Deduplication and Compression – Exactly the same, but different.
One day many years ago, Lori and I’s oldest son held up two sheets of paper and said “These two things are exactly the same, but different!” Now, he’s a very bright individual, he was just young, and didn’t even get how incongruous the statement was. We, being a fun loving family that likes to tease each other on occasion, we of course have not yet let him live it down. It was honestly more than a decade ago, but all is fair, he doesn’t let Lori live down something funny that she did before he was born. It is all in good fun of course.
Why am I bringing up this family story? Because that phrase does come to mind when you start talking about deduplication and compression. Highly complimentary and very similar, they are pretty much “Exactly the same, but different”. Since these technologies are both used pretty heavily in WAN Optimization, and are growing in use on storage products, this topic intrigued me.
To get this out of the way, at F5, compression is built into the BIG-IP family as a feature of the core BIG-IP LTM product, and deduplication is an added layer implemented over BIG-IP LTM on BIG-IP WAN Optimization Module (WOM). Other vendors have similar but varied (there goes a variant of that phrase again) implementation details.

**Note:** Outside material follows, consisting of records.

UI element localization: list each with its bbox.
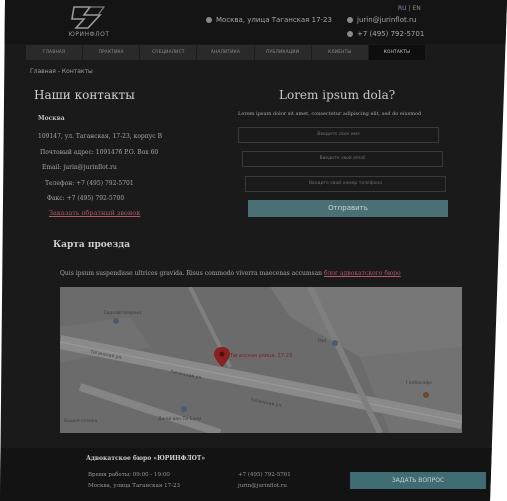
- contacts-address: 109147, ул. Таганская, 17-23, корпус B: [38, 133, 162, 140]
- footer-phone[interactable]: +7 (495) 792-5701: [238, 472, 291, 478]
- header-phone-text: +7 (495) 792-5701: [357, 30, 425, 38]
- map-label-poi2: Pod: [318, 339, 327, 344]
- map-label-poi3: Гелбакафе: [406, 381, 433, 386]
- top-bar: ЮРИНФЛОТ Москва, улица Таганская 17-23 j…: [0, 0, 507, 44]
- map-section-text-body: Quis ipsum suspendisse ultrices gravida.…: [60, 270, 323, 277]
- header-address: Москва, улица Таганская 17-23: [206, 16, 332, 24]
- map-label-poi5: Вашня стенка: [64, 419, 98, 424]
- form-subtitle: Lorem ipsum dolor sit amet, consectetur …: [238, 111, 422, 117]
- nav-item-analytics[interactable]: АНАЛИТИКА: [197, 45, 255, 60]
- nav-item-clients[interactable]: КЛИЕНТЫ: [312, 45, 369, 60]
- phone-input[interactable]: Введите свой номер телефона: [245, 176, 446, 192]
- header-email-text: jurin@jurinflot.ru: [357, 16, 417, 24]
- map-section-text: Quis ipsum suspendisse ultrices gravida.…: [60, 270, 401, 277]
- map-label-poi4: Джей ван Ти Бани: [158, 417, 202, 422]
- lang-en[interactable]: EN: [412, 5, 420, 12]
- lang-ru[interactable]: RU: [398, 5, 407, 12]
- contacts-city: Москва: [38, 115, 65, 122]
- logo-text: ЮРИНФЛОТ: [68, 31, 110, 38]
- breadcrumb: Главная - Контакты: [30, 68, 93, 75]
- contacts-phone[interactable]: Телефон: +7 (495) 792-5701: [45, 180, 134, 187]
- map-poi-1-icon: [113, 318, 119, 324]
- footer-hours: Время работы: 09:00 - 19:00: [88, 472, 170, 478]
- map-poi-2-icon: [332, 340, 338, 346]
- nav-item-specialist[interactable]: СПЕЦИАЛИСТ: [140, 45, 198, 60]
- nav-item-publications[interactable]: ПУБЛИКАЦИИ: [255, 45, 312, 60]
- contacts-fax: Факс: +7 (495) 792-5700: [47, 195, 125, 202]
- header-phone[interactable]: +7 (495) 792-5701: [347, 30, 424, 38]
- map-label-poi1: Евроавтосервис: [104, 311, 143, 316]
- submit-button[interactable]: Отправить: [248, 200, 448, 217]
- blog-link[interactable]: блог адвокатского бюро: [324, 270, 401, 277]
- contacts-postal: Почтовый адрес: 109147б P.O. Box 60: [40, 149, 159, 156]
- ask-question-button[interactable]: ЗАДАТЬ ВОПРОС: [350, 472, 486, 489]
- contacts-title: Наши контакты: [34, 88, 135, 102]
- map-poi-3-icon: [423, 392, 429, 398]
- map-poi-4-icon: [181, 406, 187, 412]
- map-pin-label: Таганская улица, 17-23: [230, 353, 293, 359]
- footer-title: Адвокатское бюро «ЮРИНФЛОТ»: [86, 455, 206, 462]
- location-pin-icon: [206, 17, 212, 23]
- email-input[interactable]: Введите свой email: [242, 151, 443, 167]
- logo[interactable]: ЮРИНФЛОТ: [64, 4, 114, 40]
- contacts-email[interactable]: Email: jurin@jurinflot.ru: [42, 164, 117, 171]
- logo-mark-icon: [71, 6, 106, 29]
- nav-item-contacts[interactable]: КОНТАКТЫ: [368, 45, 426, 60]
- nav-item-practice[interactable]: ПРАКТИКА: [83, 45, 141, 60]
- header-email[interactable]: jurin@jurinflot.ru: [347, 16, 416, 24]
- map-embed[interactable]: Евроавтосервис Pod Гелбакафе Джей ван Ти…: [60, 287, 462, 433]
- page: ЮРИНФЛОТ Москва, улица Таганская 17-23 j…: [0, 0, 507, 501]
- footer-email[interactable]: jurin@jurinflot.ru: [238, 483, 287, 489]
- footer-address: Москва, улица Таганская 17-23: [88, 483, 180, 489]
- main-nav: ГЛАВНАЯ ПРАКТИКА СПЕЦИАЛИСТ АНАЛИТИКА ПУ…: [26, 45, 426, 60]
- name-input[interactable]: Введите свое имя: [238, 127, 439, 143]
- form-title: Lorem ipsum dola?: [279, 88, 396, 102]
- callback-link[interactable]: Заказать обратный звонок: [49, 209, 140, 217]
- phone-icon: [347, 31, 353, 37]
- map-section-title: Карта проезда: [53, 240, 131, 250]
- nav-item-home[interactable]: ГЛАВНАЯ: [26, 45, 84, 60]
- language-switcher: RU | EN: [398, 5, 421, 12]
- mail-icon: [347, 17, 353, 23]
- header-address-text: Москва, улица Таганская 17-23: [216, 16, 332, 24]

Before we delve too deeply into this topic though, what caught my attention and started me pondering the whys of this topic was that F5’s deduplication is applied before compression, and it seems that reversing the order changes performance characteristics. I love a good puzzle, and while the fact that one should come before the other was no surprise, I started wanting to know why the order it was, and what the impact of reversing them in processing might be. So I started working to understand the details of implementation for these two technologies. Not understand them from an F5 perspective, though that is certainly where I started, but try to understand how they interact and compliment each other.

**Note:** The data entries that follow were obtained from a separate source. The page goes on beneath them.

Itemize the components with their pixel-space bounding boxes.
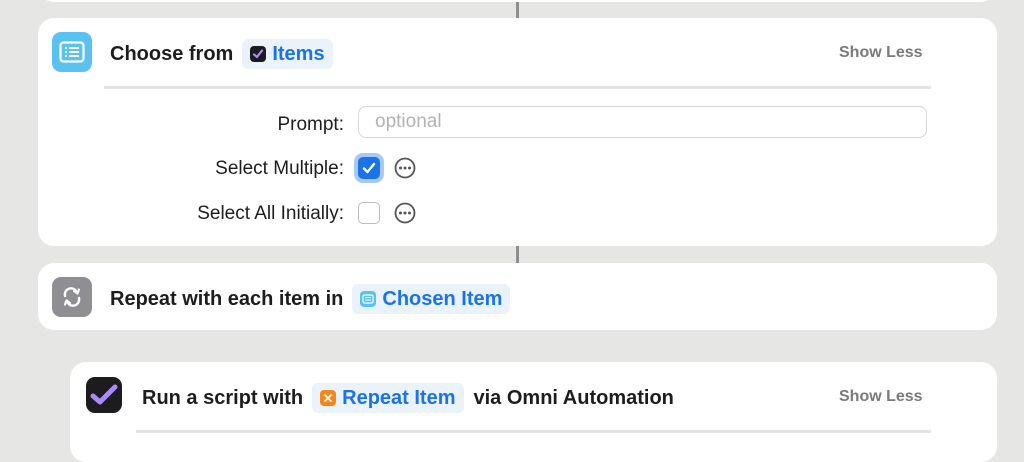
omnifocus-check-icon xyxy=(250,46,267,62)
ellipsis-circle-icon[interactable] xyxy=(394,202,416,224)
token-label: Items xyxy=(272,42,325,65)
prompt-input[interactable] xyxy=(358,106,927,138)
show-less-button[interactable]: Show Less xyxy=(839,388,923,406)
select-all-initially-checkbox[interactable] xyxy=(358,202,380,224)
omnifocus-check-icon xyxy=(86,377,122,413)
select-multiple-label: Select Multiple: xyxy=(215,158,344,179)
repeat-action-card[interactable]: Repeat with each item in Chosen Item xyxy=(38,263,997,330)
items-variable-token[interactable]: Items xyxy=(242,39,333,69)
choose-from-title-row: Choose from Items xyxy=(110,39,333,69)
flow-connector-middle xyxy=(516,246,519,263)
action-title: Run a script with xyxy=(142,386,304,409)
list-icon xyxy=(360,291,377,307)
action-title: Choose from xyxy=(110,42,234,65)
repeat-title-row: Repeat with each item in Chosen Item xyxy=(110,284,511,314)
section-divider xyxy=(136,430,931,433)
variable-x-icon xyxy=(320,390,337,406)
previous-action-card xyxy=(38,0,997,2)
choose-from-action-card[interactable]: Choose from Items Show Less Prompt: Sele… xyxy=(38,18,997,246)
run-script-title-row: Run a script with Repeat Item via Omni A… xyxy=(142,383,674,413)
ellipsis-circle-icon[interactable] xyxy=(394,157,416,179)
repeat-item-variable-token[interactable]: Repeat Item xyxy=(312,383,464,413)
token-label: Repeat Item xyxy=(342,386,456,409)
action-suffix: via Omni Automation xyxy=(473,386,674,409)
checkmark-icon xyxy=(362,162,376,174)
select-multiple-checkbox[interactable] xyxy=(358,157,380,179)
chosen-item-variable-token[interactable]: Chosen Item xyxy=(352,284,511,314)
show-less-button[interactable]: Show Less xyxy=(839,44,923,62)
section-divider xyxy=(104,86,931,89)
flow-connector-top xyxy=(516,0,519,18)
select-all-initially-label: Select All Initially: xyxy=(197,203,344,224)
run-script-action-card[interactable]: Run a script with Repeat Item via Omni A… xyxy=(70,362,997,462)
token-label: Chosen Item xyxy=(382,287,503,310)
action-title: Repeat with each item in xyxy=(110,287,344,310)
repeat-icon xyxy=(52,277,92,317)
prompt-label: Prompt: xyxy=(277,114,344,135)
list-icon xyxy=(52,32,92,72)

While much of this discussion also applies to in-place compression and deduplication such as that used on many storage devices, some of it does not, so assume that I am talking about networking, specifically WAN networking, throughout this blog.
At the very highest level, deduplication and compression are the same thing. They both look for ways to shrink your dataset before passing it along. After that, it gets a bit more complex. If it was really that simple, after all, we wouldn’t call them two different things. Well, okay, we might, IT has a way of having competing standards, product categories, even jobs that we lump together with the same name. But still, they wouldn’t warrant two different names in the same product like F5 does with BIG-IP WOM.
The thing is that compression can do transformations to data to shrink it, and it also looks for small groupings of repetitive byte patterns and replaces them, while deduplication looks for larger groupings of repetitive byte patterns and replaces them.
In the implementation you’ll see on BIG-IP WOM, deduplication looks for larger byte patterns repeated across all streams, while compression applies transformations to the data, and when removing duplication only looks for smaller combinations on a single stream. The net result? The two are very complimentary, but if you run compression before deduplication, it will find a whole collection of small repeating byte patterns and between that and transformations, deduplication will find nothing, making compression work harder and deduplication spin its wheels.
There are other differences – because deduplication deals with large runs of repetitive data (I believe that in BIG-IP the minimum size is over a K), it uses some form of caching to hold patterns that duplicates can match, and the larger the caching, the more strings of bytes you have to compare to. This introduces some fun around where the cache should be stored. In memory is fast, but limited in size, on flash disk is fast and has a greater size, but is expensive, and on disk is slow but has a huge advantage in size. Good deduplication engines can support all three and thus are customizable to what your organization needs and can afford.
Some workloads just won’t benefit from one, but will get a huge benefit from the other. The extremes are good examples of this phenomenon – if you have a lot of in-the-stream repetitive data that is too small for deduplication to pick up, and little or no cross-stream duplication, then deduplication will be of limited use to you, and the act of running through the dedupe engine might actually degrade performance a negligible amount – of course, everything is algorithm dependent, so depending upon your vendor it might degrade performance a large amount also. On the other extreme, if you have a lot of large byte count duplication across streams, but very little within a given stream, deduplication is going to save your day, while compression will, at best, offer you a little benefit.
So yes, they’re exactly the same from the 50,000 foot view, but very very different from the benefits and use cases view. And they’re very complimentary, giving you more bang for the buck.